The MDC’s ability to gel disparate groups was its strength and, in many ways, its Achilles heel.
Professor Brian Raftopolous, of the Institute of Development Studies, who was roped in late last year as a mediator in the MDC leadership fallout, told the Mail & Guardian this week: ”The mediation is over. It failed. We have not made any new efforts. The division has gone too far.”
He painted three scenarios for MDC supporters: some will join the Morgan Tsvangirai camp or the Welshman Ncube group; some will pin their hopes on a reformed Zanu-PF; while others will train their sights on the civic movement, whose most visible protagonist is Dr Lovemore Madhuku of the National Constitutional Assembly.
”People must regroup, reorganise and confront what may be a long struggle,” Raftopolous advised. He saw a viable opposition in one of the MDC factions linking up with a vibrant civic movement.
Dr Eldred Masunungure, a political analyst based at the University of Zimbabwe, also believes the party that has offered the sternest contest yet to the ruling party will cease to exist. ”There is no chance for the party to reconcile. The differences cannot be bridged. It will be healthier for them to go their separate ways.”
He said he did not see a viable opposition ”in the near future”, but predicted the emergence of one by 2010 ahead of the next elections, just as the MDC and the Zimbabwe Unity Movement (ZUM) announced their arrival prior to the 2000 and 1990 polls respectively. In that dispensation, Masunungure argued: ”We are likely to see the marginalisation of the [current] opposition leaders.”

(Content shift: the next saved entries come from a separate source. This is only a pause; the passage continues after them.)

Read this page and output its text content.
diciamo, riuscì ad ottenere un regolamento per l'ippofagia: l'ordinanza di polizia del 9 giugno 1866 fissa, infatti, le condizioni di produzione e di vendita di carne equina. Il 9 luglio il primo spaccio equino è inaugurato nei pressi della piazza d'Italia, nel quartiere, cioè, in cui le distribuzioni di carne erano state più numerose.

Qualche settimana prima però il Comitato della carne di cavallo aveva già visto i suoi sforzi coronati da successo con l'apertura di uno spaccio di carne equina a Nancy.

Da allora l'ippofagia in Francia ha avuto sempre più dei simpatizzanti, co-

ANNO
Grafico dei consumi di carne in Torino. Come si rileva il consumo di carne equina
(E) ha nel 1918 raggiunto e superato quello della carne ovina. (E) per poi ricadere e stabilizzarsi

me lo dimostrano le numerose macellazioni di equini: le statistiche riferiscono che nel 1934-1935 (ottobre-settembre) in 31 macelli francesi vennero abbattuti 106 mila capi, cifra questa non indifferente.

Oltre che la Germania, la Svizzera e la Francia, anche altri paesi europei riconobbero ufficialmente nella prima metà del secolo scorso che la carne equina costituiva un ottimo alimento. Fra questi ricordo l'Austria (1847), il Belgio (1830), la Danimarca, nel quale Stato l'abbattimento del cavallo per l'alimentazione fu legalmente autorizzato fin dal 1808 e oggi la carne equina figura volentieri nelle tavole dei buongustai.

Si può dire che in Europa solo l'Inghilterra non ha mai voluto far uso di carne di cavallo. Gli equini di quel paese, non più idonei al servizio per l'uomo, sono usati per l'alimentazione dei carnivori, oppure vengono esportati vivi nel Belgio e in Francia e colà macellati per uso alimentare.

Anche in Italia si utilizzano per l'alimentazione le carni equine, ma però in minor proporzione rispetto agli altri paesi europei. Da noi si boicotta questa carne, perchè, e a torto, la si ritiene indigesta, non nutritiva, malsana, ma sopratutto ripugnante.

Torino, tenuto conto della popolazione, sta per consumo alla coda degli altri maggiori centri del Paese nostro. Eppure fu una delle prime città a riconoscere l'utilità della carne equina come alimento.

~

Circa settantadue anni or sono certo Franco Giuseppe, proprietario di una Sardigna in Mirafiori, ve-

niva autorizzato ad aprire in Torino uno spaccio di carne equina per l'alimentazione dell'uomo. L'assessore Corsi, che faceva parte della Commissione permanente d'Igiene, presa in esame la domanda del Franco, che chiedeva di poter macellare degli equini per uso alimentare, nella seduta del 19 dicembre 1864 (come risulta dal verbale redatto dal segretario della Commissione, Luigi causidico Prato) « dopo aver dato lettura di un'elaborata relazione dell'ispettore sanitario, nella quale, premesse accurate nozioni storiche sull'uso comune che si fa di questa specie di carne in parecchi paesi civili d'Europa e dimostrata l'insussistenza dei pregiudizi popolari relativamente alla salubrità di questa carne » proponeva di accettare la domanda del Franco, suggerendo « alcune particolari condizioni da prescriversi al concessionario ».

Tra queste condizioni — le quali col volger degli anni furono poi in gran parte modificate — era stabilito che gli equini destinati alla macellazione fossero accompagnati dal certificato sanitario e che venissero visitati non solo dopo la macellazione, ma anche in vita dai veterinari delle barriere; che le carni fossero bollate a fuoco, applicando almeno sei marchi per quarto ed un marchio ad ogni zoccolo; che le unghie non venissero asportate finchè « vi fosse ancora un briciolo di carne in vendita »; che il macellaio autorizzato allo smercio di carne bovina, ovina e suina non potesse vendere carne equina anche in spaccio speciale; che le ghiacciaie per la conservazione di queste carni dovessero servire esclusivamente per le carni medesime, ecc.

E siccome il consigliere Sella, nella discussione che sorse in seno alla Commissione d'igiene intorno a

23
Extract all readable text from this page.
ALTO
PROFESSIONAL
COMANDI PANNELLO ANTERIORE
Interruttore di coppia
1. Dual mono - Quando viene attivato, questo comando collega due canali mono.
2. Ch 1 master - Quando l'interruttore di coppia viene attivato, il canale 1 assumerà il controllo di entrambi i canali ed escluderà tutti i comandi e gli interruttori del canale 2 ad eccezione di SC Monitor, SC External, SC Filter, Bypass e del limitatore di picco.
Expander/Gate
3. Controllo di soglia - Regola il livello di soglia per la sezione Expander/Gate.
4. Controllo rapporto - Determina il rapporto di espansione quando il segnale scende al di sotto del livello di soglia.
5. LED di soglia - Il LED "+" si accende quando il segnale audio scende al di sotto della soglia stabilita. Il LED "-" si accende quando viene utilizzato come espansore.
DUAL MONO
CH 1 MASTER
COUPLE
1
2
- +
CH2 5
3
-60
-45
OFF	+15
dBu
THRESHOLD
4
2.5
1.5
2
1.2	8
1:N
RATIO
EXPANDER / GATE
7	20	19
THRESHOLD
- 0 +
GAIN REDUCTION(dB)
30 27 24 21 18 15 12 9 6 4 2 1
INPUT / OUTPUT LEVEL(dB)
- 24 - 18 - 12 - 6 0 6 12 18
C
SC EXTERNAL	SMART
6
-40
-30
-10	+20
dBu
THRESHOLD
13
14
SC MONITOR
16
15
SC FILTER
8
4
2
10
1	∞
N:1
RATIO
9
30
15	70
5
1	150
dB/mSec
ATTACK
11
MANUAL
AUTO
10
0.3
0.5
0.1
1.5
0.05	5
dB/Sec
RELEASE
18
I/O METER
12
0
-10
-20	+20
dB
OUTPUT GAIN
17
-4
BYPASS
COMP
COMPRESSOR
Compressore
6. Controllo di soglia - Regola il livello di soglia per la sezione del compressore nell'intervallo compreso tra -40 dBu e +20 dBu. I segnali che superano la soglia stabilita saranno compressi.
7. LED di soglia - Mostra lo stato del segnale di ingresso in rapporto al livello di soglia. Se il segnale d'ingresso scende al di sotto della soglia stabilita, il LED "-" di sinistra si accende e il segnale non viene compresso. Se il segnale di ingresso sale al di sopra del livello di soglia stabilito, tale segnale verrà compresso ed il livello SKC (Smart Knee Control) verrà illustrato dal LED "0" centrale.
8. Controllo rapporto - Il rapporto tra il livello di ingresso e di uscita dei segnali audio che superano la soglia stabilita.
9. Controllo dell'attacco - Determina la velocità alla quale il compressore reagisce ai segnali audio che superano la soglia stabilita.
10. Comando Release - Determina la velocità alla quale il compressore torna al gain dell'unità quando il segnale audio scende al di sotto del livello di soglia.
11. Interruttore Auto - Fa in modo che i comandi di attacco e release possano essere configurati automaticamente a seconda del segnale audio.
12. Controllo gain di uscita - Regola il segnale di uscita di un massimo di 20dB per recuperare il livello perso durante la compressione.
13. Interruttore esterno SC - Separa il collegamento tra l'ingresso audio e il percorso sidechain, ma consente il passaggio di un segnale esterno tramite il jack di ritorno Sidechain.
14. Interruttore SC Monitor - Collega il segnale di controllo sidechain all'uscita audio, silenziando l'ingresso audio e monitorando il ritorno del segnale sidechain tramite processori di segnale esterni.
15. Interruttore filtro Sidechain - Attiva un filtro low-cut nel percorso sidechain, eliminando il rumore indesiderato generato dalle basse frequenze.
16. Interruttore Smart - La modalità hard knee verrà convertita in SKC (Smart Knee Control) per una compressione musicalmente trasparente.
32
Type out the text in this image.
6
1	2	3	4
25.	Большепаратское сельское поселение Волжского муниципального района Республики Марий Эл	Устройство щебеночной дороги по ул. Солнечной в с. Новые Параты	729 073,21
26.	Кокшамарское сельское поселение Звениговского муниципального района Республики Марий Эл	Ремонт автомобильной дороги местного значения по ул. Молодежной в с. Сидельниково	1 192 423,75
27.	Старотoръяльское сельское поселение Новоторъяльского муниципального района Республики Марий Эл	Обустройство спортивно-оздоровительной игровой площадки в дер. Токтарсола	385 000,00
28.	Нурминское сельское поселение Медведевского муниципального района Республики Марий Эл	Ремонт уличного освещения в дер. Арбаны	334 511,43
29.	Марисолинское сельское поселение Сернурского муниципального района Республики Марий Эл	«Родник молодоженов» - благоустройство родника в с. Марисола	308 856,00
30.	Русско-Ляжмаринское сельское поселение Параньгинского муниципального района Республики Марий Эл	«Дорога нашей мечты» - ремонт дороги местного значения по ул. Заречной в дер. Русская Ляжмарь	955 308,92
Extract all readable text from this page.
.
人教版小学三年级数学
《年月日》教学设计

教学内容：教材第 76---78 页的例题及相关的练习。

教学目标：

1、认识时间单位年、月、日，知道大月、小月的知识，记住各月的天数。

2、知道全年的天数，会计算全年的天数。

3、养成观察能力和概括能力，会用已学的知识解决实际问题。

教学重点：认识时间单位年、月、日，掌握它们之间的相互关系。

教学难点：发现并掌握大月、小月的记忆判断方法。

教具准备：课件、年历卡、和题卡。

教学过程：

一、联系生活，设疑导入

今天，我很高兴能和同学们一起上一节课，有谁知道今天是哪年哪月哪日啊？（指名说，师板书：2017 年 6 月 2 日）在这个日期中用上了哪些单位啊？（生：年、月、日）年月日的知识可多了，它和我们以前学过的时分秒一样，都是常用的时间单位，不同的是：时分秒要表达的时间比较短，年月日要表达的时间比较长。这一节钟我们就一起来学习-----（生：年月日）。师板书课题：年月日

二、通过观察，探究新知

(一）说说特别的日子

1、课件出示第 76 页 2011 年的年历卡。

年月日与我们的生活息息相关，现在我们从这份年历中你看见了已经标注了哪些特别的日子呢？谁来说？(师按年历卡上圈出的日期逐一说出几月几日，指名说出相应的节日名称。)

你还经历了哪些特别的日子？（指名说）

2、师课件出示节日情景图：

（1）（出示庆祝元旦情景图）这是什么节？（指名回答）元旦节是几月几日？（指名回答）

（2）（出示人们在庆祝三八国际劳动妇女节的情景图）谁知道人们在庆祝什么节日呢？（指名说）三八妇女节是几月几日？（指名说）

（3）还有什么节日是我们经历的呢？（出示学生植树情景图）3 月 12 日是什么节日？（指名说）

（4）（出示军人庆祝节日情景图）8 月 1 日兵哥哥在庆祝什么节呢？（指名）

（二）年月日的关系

Those advocating the road of a reformed Zanu-PF hope the ruling party will take heed of the Southern African Development Community protocols on the holding of elections, and uphold the rule of law and democratic values. In short, a party that would erase Robert Mugabe’s legacy.
But there is a catch. Zanu-PF has a crisis of its own — a succession battle that is simmering and could explode the moment Mugabe’s grip weakens.
Former student leader and human rights activist Daniel Molokela speaks for many when he says the MDC has disappointed Zimbabweans more than Zanu-PF. ”The hopes we had for a new era have been dashed. The MDC has become a source of frustration.”
Zanu-PF at its moment of glory was never able to command as wholesale support as the MDC did. Its quest for hegemony just after independence was never successful. The Matabeleland provinces were always beholden to the Joshua Nkomo-led (PF) Zapu. This uneasy political balance is seen in all the serious formations after the Unity Accord of 1987. All had variously been seen as tribal, regional or a home for intellectuals.
Although Edgar Tekere’s ZUM was able to secure 20% of the vote in 1990, its support came mainly from the eastern highlands. Former chief justice Enoch Dumbutshena’s Forum Party of Zimbabwe was dismissed as elitist .
It was a character in Salman Rushdie’s The Moor’s Last Sigh who said the end of a world is not the end of the world.